Carmen was about to answer but then tried to remember. What had happened just before she had stepped into the body of a robot on board a spaceship?
She had been attacked. Grabbed by a robot that had emerged from the sphere as they had explored the ruins of the restaurant. Everything had gone blank, and then the nightmare with her mom, with Peter, their fight.
And then there was the mystery voice on the opposite end of the red cone of light that had accused her of stealing the thing.
The spacemen stopped the gurney inside a white tent. Judging by the machines she saw, the room was half hospital room, half mad scientist’s laboratory. Her straps came off. Someone rolled up her sleeve and checked her blood pressure. Another spaceman flashed a light in her eyes. Her mouth was swabbed, her skin and fingernails scraped, and a scissor-wielding assailant snipped a lock of her hair. The personnel came and went through a flap to a neighboring tent.
Carmen shivered. Gooseflesh rose on her arms. Unseen fans were blowing cold air through several ducts. A spaceman sat her up on the gurney and checked her with an icy stethoscope.
Through it all, one of the men who had helped her from the sphere remained nearby. He held a tablet and swiped a few times at a screen before slipping it into an oversized bib pouch. His handgun was strapped to a thigh holster.
The crowd of spacemen finally thinned, with only two remaining who were writing numbers on a whiteboard labeled “C. Vincent.”
“Well congratulations, you’re not radioactive,” the man with the gun said. “I’m Agent Barrett. I was trying to reach you.”
Carmen nodded. Her jaw trembled. She couldn’t tell whether it was the chill or her nerves. On his lapel was a tiny camera. The lens stared at her and she had no doubt everything inside the tent was being recorded.
He took a blanket from the foot of the gurney and wrapped it around her. “How are you feeling?”
“I…don’t know. Jenna…”
“In time. Tell me about what happened?”
“Am I sick?”
“We’re taking every precaution. But so far, no, there’s no indication you were exposed to anything toxic. What do you know about that sphere?”
“I don’t know anything about it. I came here looking for my sister. Something attacked us. I need to know if Jenna’s okay. Is she here?”
He pulled up a stool and sat awkwardly, the billowy suit making him appear off balance. “You’ll have to be patient while we conduct our investigation. I’ll need more information from you about what happened. Then I can share what we know.”
“What do you mean? Just tell me if she’s okay.”
“Calm down.”
She pushed one of the spacemen away who was trying to clamp a sensor on her forefinger. “Don’t tell me to calm down. Am I under arrest? Just let me know if you have Jenna.”
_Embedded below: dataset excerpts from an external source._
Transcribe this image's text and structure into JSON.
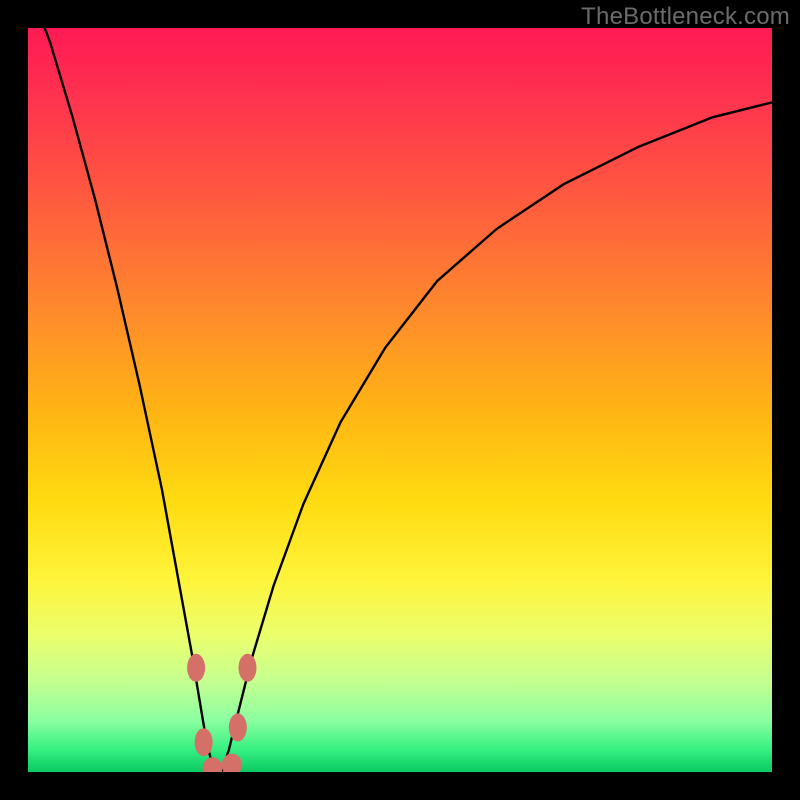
{
  "watermark": {
    "text": "TheBottleneck.com"
  },
  "colors": {
    "background": "#000000",
    "curve": "#000000",
    "dot_fill": "#d47068",
    "gradient_stops": [
      "#ff1a53",
      "#ff2f50",
      "#ff5740",
      "#ff8a2c",
      "#ffb613",
      "#ffdc12",
      "#fff43a",
      "#eaff6f",
      "#c3ff91",
      "#8cffa0",
      "#35f081",
      "#09c95f"
    ]
  },
  "chart_data": {
    "type": "line",
    "title": "",
    "xlabel": "",
    "ylabel": "",
    "xlim": [
      0,
      100
    ],
    "ylim": [
      0,
      100
    ],
    "grid": false,
    "legend": false,
    "note": "Performance-mismatch V-curve; y≈100 means severe bottleneck, y≈0 means balanced. Minimum at x≈25.",
    "series": [
      {
        "name": "bottleneck-curve",
        "x": [
          0,
          3,
          6,
          9,
          12,
          15,
          18,
          20,
          22,
          23,
          24,
          25,
          26,
          27,
          28,
          30,
          33,
          37,
          42,
          48,
          55,
          63,
          72,
          82,
          92,
          100
        ],
        "y": [
          106,
          98,
          88,
          77,
          65,
          52,
          38,
          27,
          16,
          10,
          4,
          0,
          0,
          3,
          7,
          15,
          25,
          36,
          47,
          57,
          66,
          73,
          79,
          84,
          88,
          90
        ]
      }
    ],
    "markers": [
      {
        "name": "left-upper-dot",
        "x": 22.6,
        "y": 14
      },
      {
        "name": "left-lower-dot",
        "x": 23.6,
        "y": 4
      },
      {
        "name": "trough-left-dot",
        "x": 24.8,
        "y": 0.5
      },
      {
        "name": "trough-right-dot",
        "x": 27.4,
        "y": 1
      },
      {
        "name": "right-lower-dot",
        "x": 28.2,
        "y": 6
      },
      {
        "name": "right-upper-dot",
        "x": 29.5,
        "y": 14
      }
    ]
  }
}
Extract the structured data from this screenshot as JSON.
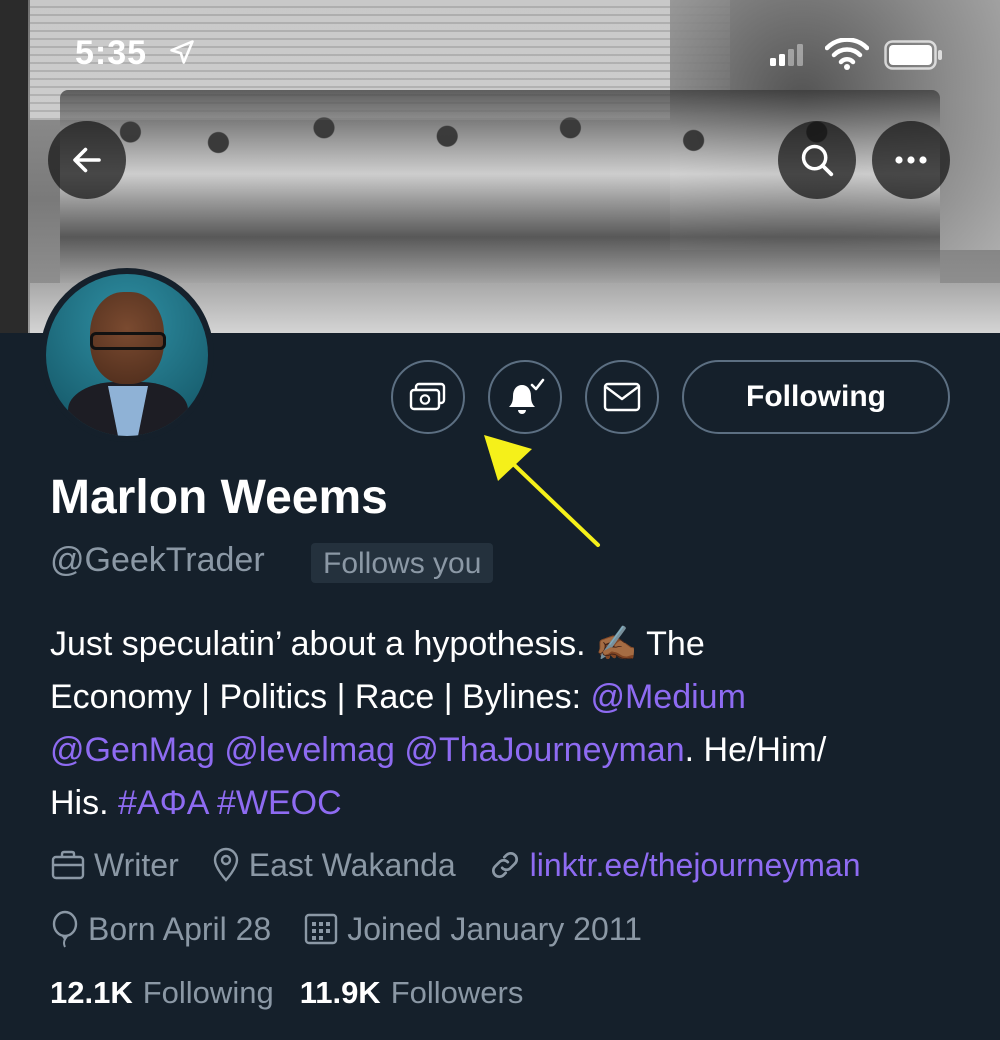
{
  "status_bar": {
    "time": "5:35"
  },
  "header": {
    "back_icon": "back-arrow-icon",
    "search_icon": "search-icon",
    "more_icon": "more-icon"
  },
  "actions": {
    "tip_icon": "money-icon",
    "notify_icon": "bell-check-icon",
    "message_icon": "envelope-icon",
    "follow_label": "Following"
  },
  "profile": {
    "name": "Marlon Weems",
    "handle": "@GeekTrader",
    "follows_you": "Follows you"
  },
  "bio": {
    "line1_text": "Just speculatin’ about a hypothesis. ",
    "emoji": "✍🏾",
    "line1_text2": " The",
    "line2_text": "Economy | Politics | Race | Bylines: ",
    "mention_medium": "@Medium",
    "mention_genmag": "@GenMag",
    "mention_levelmag": "@levelmag",
    "mention_journeyman": "@ThaJourneyman",
    "line3_tail": ". He/Him/",
    "line4_text": "His. ",
    "hashtag_apa": "#AΦA",
    "hashtag_weoc": "#WEOC"
  },
  "meta": {
    "profession": "Writer",
    "location": "East Wakanda",
    "website": "linktr.ee/thejourneyman",
    "birthday": "Born April 28",
    "joined": "Joined January 2011"
  },
  "stats": {
    "following_count": "12.1K",
    "following_label": "Following",
    "followers_count": "11.9K",
    "followers_label": "Followers"
  },
  "colors": {
    "background": "#15202b",
    "link": "#8e6bf2",
    "muted": "#8b98a5",
    "annotation_arrow": "#f5f01a"
  }
}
“Look, Carmen, your sister is inside the sphere. It’s open. She’s connected to something and we don’t understand what it is yet. But you have some of the smartest people in the country working on it. You’ve just been through trauma. I’m here to help.”
“Let me go to her. Maybe I can figure something out.”
“Out of the question.”
She swung her legs off the gurney. “Take me there. Let me at least see her.”
“Lie back down. That’s not a request. We know nothing about what’s on board the sphere. We don’t know if you’ve been infected with something. And we don’t know how your mother managed to contact you and Jenna to summon you here. You came here hours ago. I need you to tell me everything you can about what happened since then.”
Carmen fought to control herself. Knew that screaming at the fed or the other spacemen or trying to rush the door would only result in them strapping her back down or maybe even sedating her. But there was something about Agent Barrett’s tone that set her on edge. She’d had her share of run-ins with local police, usually unwarranted traffic stops with a side helping of intimidation.
Agent Barrett wanted information from her and was going to do anything to get it, including lying or using Jenna against her.
But the tent and the spacemen and all the machines let her know he was more than a pushy cop. He was a federal agent with Homeland Security. The tent and all the people inside of it had to be part of his or some other agency, be it Department of Defense, CDC, Army, Navy, or the Men in Black.